While the move to smaller transistors has been a boon for performance it has dramatically increased the cost to fabricate chips using those smaller transistors. This forces the vast majority of chip design companies to trust a third party, often overseas manufacturers, to fabricate their design.
To guard against shipping chips with errors (intentional or otherwise) chip design companies rely on post-fabrication testing. Unfortunately, this type of testing leaves the door open to malicious modifications.
The paper from research team from University of Michigan won “best paper” award at IEEE Symposium on Privacy and Security, last month. With a proof-of-concept, they detailed the creation of an insidious, microscopic hardware backdoor.
By a series of seemingly innocuous commands on their minutely sabotaged processor, a hacker could trigger a feature of the chip to access the operating system. More dangerous is the fact that, this microscopic hardware backdoor can’t be caught by the current methods of hardware security analysis. This makes it entirely untraceable and could very easily be planted by an employee in the chip factory.
Since attackers craft attack triggers requiring a sequence of unlikely events, these are never encountered by even the most diligent tester, and you thought adding a complex password was enough.
“Hardware is the base of a system. All software executes on top of a processor.

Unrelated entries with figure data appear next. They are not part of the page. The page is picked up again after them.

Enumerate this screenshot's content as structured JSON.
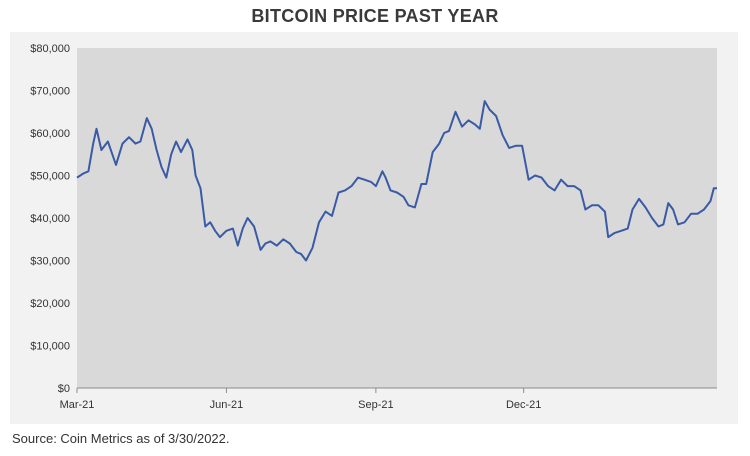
{
  "chart_data": {
    "type": "line",
    "title": "BITCOIN PRICE PAST YEAR",
    "xlabel": "",
    "ylabel": "",
    "x_ticks": [
      "Mar-21",
      "Jun-21",
      "Sep-21",
      "Dec-21"
    ],
    "y_ticks": [
      "$0",
      "$10,000",
      "$20,000",
      "$30,000",
      "$40,000",
      "$50,000",
      "$60,000",
      "$70,000",
      "$80,000"
    ],
    "ylim": [
      0,
      80000
    ],
    "xlim": [
      "2021-03-01",
      "2022-03-30"
    ],
    "grid": false,
    "series": [
      {
        "color": "#3a5aa6",
        "x": [
          "2021-03-01",
          "2021-03-05",
          "2021-03-08",
          "2021-03-11",
          "2021-03-13",
          "2021-03-16",
          "2021-03-20",
          "2021-03-25",
          "2021-03-29",
          "2021-04-02",
          "2021-04-06",
          "2021-04-09",
          "2021-04-13",
          "2021-04-16",
          "2021-04-19",
          "2021-04-22",
          "2021-04-25",
          "2021-04-28",
          "2021-05-01",
          "2021-05-04",
          "2021-05-08",
          "2021-05-11",
          "2021-05-13",
          "2021-05-16",
          "2021-05-19",
          "2021-05-22",
          "2021-05-25",
          "2021-05-28",
          "2021-06-01",
          "2021-06-05",
          "2021-06-08",
          "2021-06-11",
          "2021-06-14",
          "2021-06-18",
          "2021-06-22",
          "2021-06-25",
          "2021-06-28",
          "2021-07-02",
          "2021-07-06",
          "2021-07-10",
          "2021-07-14",
          "2021-07-17",
          "2021-07-20",
          "2021-07-24",
          "2021-07-28",
          "2021-08-01",
          "2021-08-05",
          "2021-08-09",
          "2021-08-13",
          "2021-08-17",
          "2021-08-21",
          "2021-08-25",
          "2021-08-29",
          "2021-09-01",
          "2021-09-05",
          "2021-09-07",
          "2021-09-10",
          "2021-09-14",
          "2021-09-18",
          "2021-09-21",
          "2021-09-25",
          "2021-09-29",
          "2021-10-02",
          "2021-10-06",
          "2021-10-10",
          "2021-10-13",
          "2021-10-16",
          "2021-10-20",
          "2021-10-24",
          "2021-10-28",
          "2021-11-01",
          "2021-11-04",
          "2021-11-07",
          "2021-11-10",
          "2021-11-14",
          "2021-11-18",
          "2021-11-22",
          "2021-11-26",
          "2021-11-30",
          "2021-12-04",
          "2021-12-08",
          "2021-12-12",
          "2021-12-16",
          "2021-12-20",
          "2021-12-24",
          "2021-12-28",
          "2022-01-01",
          "2022-01-05",
          "2022-01-08",
          "2022-01-12",
          "2022-01-16",
          "2022-01-20",
          "2022-01-22",
          "2022-01-26",
          "2022-01-30",
          "2022-02-03",
          "2022-02-06",
          "2022-02-10",
          "2022-02-14",
          "2022-02-18",
          "2022-02-22",
          "2022-02-25",
          "2022-02-28",
          "2022-03-03",
          "2022-03-06",
          "2022-03-10",
          "2022-03-14",
          "2022-03-18",
          "2022-03-22",
          "2022-03-26",
          "2022-03-28",
          "2022-03-30"
        ],
        "values": [
          49500,
          50500,
          51000,
          57500,
          61000,
          56000,
          58000,
          52500,
          57500,
          59000,
          57500,
          58000,
          63500,
          61000,
          56000,
          52000,
          49500,
          55000,
          58000,
          55500,
          58500,
          56000,
          50000,
          47000,
          38000,
          39000,
          37000,
          35500,
          37000,
          37500,
          33500,
          37500,
          40000,
          38000,
          32500,
          34000,
          34500,
          33500,
          35000,
          34000,
          32000,
          31500,
          30000,
          33000,
          39000,
          41500,
          40500,
          46000,
          46500,
          47500,
          49500,
          49000,
          48500,
          47500,
          51000,
          49500,
          46500,
          46000,
          45000,
          43000,
          42500,
          48000,
          48000,
          55500,
          57500,
          60000,
          60500,
          65000,
          61500,
          63000,
          62000,
          61000,
          67500,
          65500,
          64000,
          59500,
          56500,
          57000,
          57000,
          49000,
          50000,
          49500,
          47500,
          46500,
          49000,
          47500,
          47500,
          46500,
          42000,
          43000,
          43000,
          41500,
          35500,
          36500,
          37000,
          37500,
          42000,
          44500,
          42500,
          40000,
          38000,
          38500,
          43500,
          42000,
          38500,
          39000,
          41000,
          41000,
          42000,
          44000,
          47000,
          47000
        ]
      }
    ],
    "source": "Source: Coin Metrics as of 3/30/2022."
  }
}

That software must trust that the hardware faithfully implements the specification. For many types of hardware flaws, software has no way to check if something went wrong.”
This in mind, a team of researchers from the research team from University of Michigan set out to check if it could be turned into a security threat. The results were astonishingly true.
In the open spaces of an already placed and routed design, the research team constructed a circuit that used capacitors to siphon charge from nearby wires as they transition between digital values.
When the capacitors fully charge, they deploy an attack that forces a victim flip-flop to a desired value. The team then weaponised this attack into a remotely-controllable privilege escalation by attaching the capacitor to a wire controllable and by selecting a victim flip-flop that holds the privilege bit for our processor.
The entire attack was implemented on an OR1200 processor and a fabricated chip. Experimental results showed the attacks to be working. The attacks elude activation by a diverse set of benchmarks, and suggest that attacks evade known defenses.
The back-door into the system, is being dubbed as “demonically clever” by some industry veterans, and rightly so. After all it is a needle in a mountain-sized haystack.